Verite's decentralized identity standards aim to satisfy the following design principles:

  • Decentralized: Requires no central issuing agency and functions effectively in DeFi.

  • Persistent and portable: Inherently persistent and long-lived, not requiring the continued operation of any underlying organization.

  • Cryptographically verifiable: Based on cryptographic proofs rather than out-of-band trust.

  • Resolvable and interoperable: Open to any solution that recognizes the common protocols and data model and requires no one specific software vendor implementation, including any that Circle or its members may create.

  • Transparent: Identity holders know when and how their identity data is being requested and used.

  • Private by design: No data correlatable to an identity holder is exposed to a public network, including registry mappings and blockchain persistence.

Goals

Interoperability across the ecosystem is an over-arching Verite goal.
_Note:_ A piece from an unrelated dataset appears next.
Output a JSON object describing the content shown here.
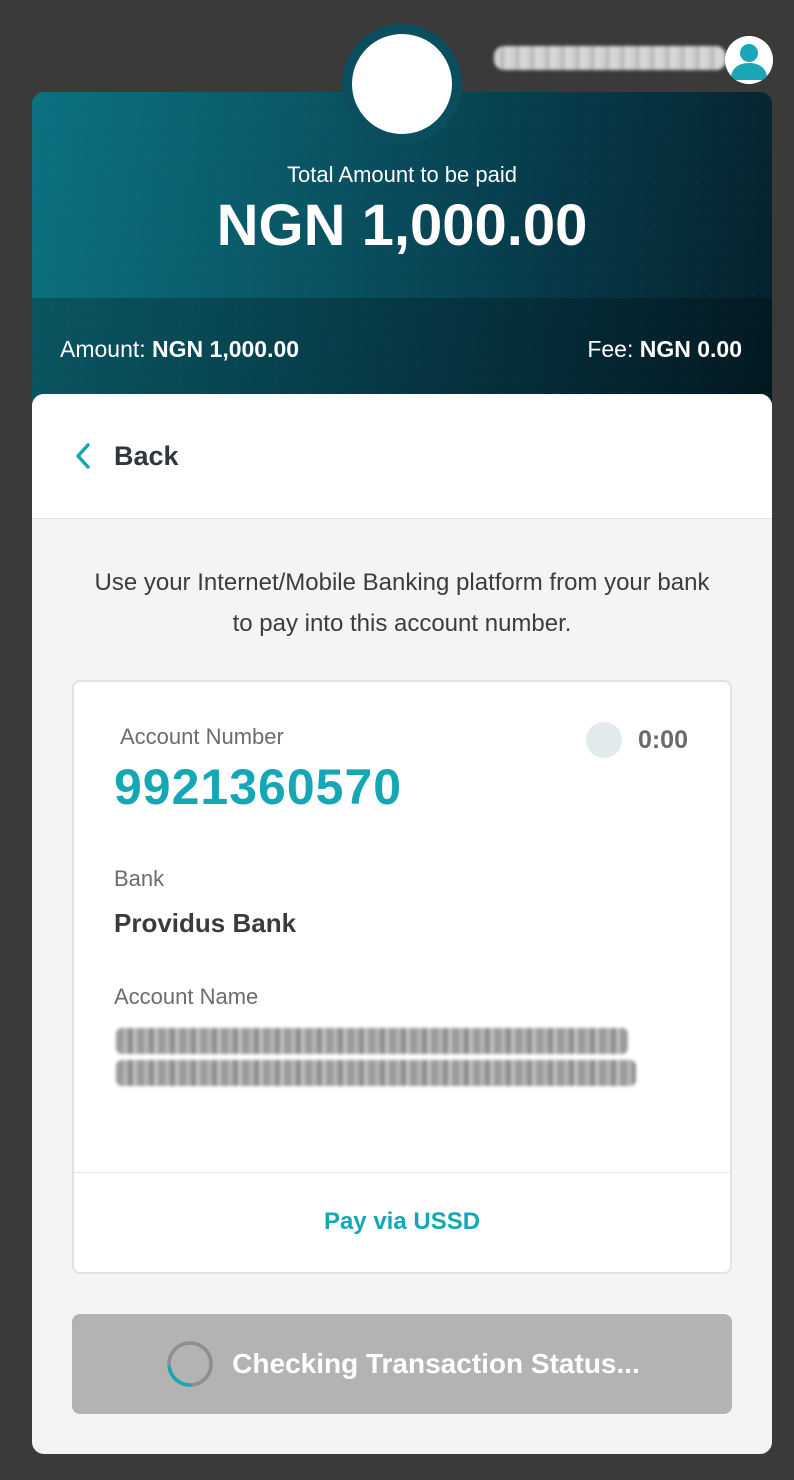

There has been no previous industry-wide agreement on how products and services might interoperate in key crypto finance use cases, such as how they represent proof of KYC or accredited investor status. Verite aims to provide clarity by defining these standard connections and providing recipes to illustrate their usage.

Verite's specific tactical goals are to: (a) define data models (schemas) that should be shared and exist as common building blocks for all parties as a public good; and (b) define the protocols for requesting and delivering identity claims in a manner that supports crypto finance use cases.

The intent is to enable any member of the broader crypto ecosystem to develop products and solutions that are inherently compliant and interoperable with each other, and to do so in a manner that is open, transparent, and usable by anyone, whether connected to Circle and the USDC ecosystem or not.

A process goal is to maintain transparency and openness in the iteration of the protocols and data models. Anyone is free to use the source code, modify it, and submit improvements to it.

Non-Goals

  • Verite standards do not require use of a specific chain, token, consensus algorithm, wallet, storage system, p2p library, or other fundamental infrastructure.

  • Verite aims to specify definitions for claims that can be supported by any identity solution, and to specify protocols that can be implemented by any service, wallet, or application.

  • Verite does not require use of any specific Decentralized Identifier (DID) method or new attestation format.

  • Verite is not intended as a competing decentralized identity standard; it aims to leverage and contribute to existing (and emerging) decentralized identity standards.